Les Juifs jouissaient de la liberté de culte. Le rabbin de la communauté n'était autre que Jacob Gougenheim, en poste à Haguenau depuis 1771. Cette communauté disposait aussi d'un maître d'école et d'un ministre-officiant. Les Juifs étaient dispensés du logement des soldats de la garnison, mais ils ne pouvaient pas être reçus bourgeois de plein droit. Il payaient à la commune un droit d'admission de 300 livres tournois en moyenne par famille et étaient assujettis à un double droit de protection : l'un allait au roi (40 livres par an dues au Grand Bailli), l'autre aux autorités de la ville (Judengeld).
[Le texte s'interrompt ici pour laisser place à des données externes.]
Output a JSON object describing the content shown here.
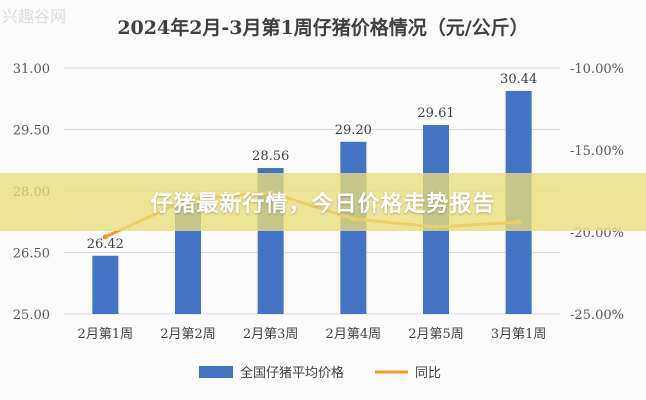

Le chef de la communauté, Abraham Aron Moch, faisait partie de cette minorité dynamique de Juifs à la fois riche et influente. N'avait-il pas épousé en 1787 Sara Meyer Berr de la famille du fameux Cerf Berr, l'infatigable défenseur des Juifs d'Alsace ? Il était un important bailleur de fonds comme le souligne par exemple le montant (10 800 livres) d'un prêt consenti à Bernardin Saglio de Haguenau (10). Il est, avec Isaac Netter, un négociant - associé avec Pierre-Frédéric Schweisguth dans une entreprise de défrichement de forêts sur le ban d'Offwiller (11) -, l'un des trente-sept représentants de la Nation juive d'Alsace réunis à Strasbourg le 25 mai 1789 pour procéder à l'élaboration du Cahier de Doléances et pour élire deux députés chargés de le porter à Paris (12). Cependant cela ne doit pas nous faire perdre de vue qu'à la veille de la Révolution, les Juifs de Haguenau vivaient pour la plupart modestement du colportage, du prêt d'argent, de la friperie, du commerce des bestiaux et du travail à domicile comme tricoteuses et couturières pour les femmes. Ainsi Lôw Bloch était fripier ("marchand d'habits"), Moyse Lévy était marchand de vaches, Max Liebermann était boucher, Abraham Gougenheim et son épouse Elisabeth Bemel étaient "marchands colporteurs portant à dos les marchandises qu'ils vendaient de maison en maison", c'est-à-dire "des mouchoirs, indiennes et autres merceries" (13). Jacques Lévy était, quant à lui, marchand de pavots et de navettes (14). Il y avait néanmoins treize pauvres dont quatre demeuraient à l'hôpital, et plusieurs veuves comme Dreisel Gougenheim, couturière-tricoteuse, la veuve de Salomon Bernheim.

L'Assemblée nationale constituante avait émancipé les Juifs "portugais, espagnols et avignonnais" par le décret du 28 janvier 1790. Les Juifs d'Alsace durent attendre le 27 septembre 1791 pour avoir les mêmes droits que leurs coreligionnaires, c'est-à-dire la liberté de mobilité géographique, le droit d'acheter et de posséder des biens mobiliers et immobiliers, l'ouverture à tous les emplois, la possibilité ou non de pratiquer les rites, d'observer les lois alimentaires, l'obligation de faire le service militaire.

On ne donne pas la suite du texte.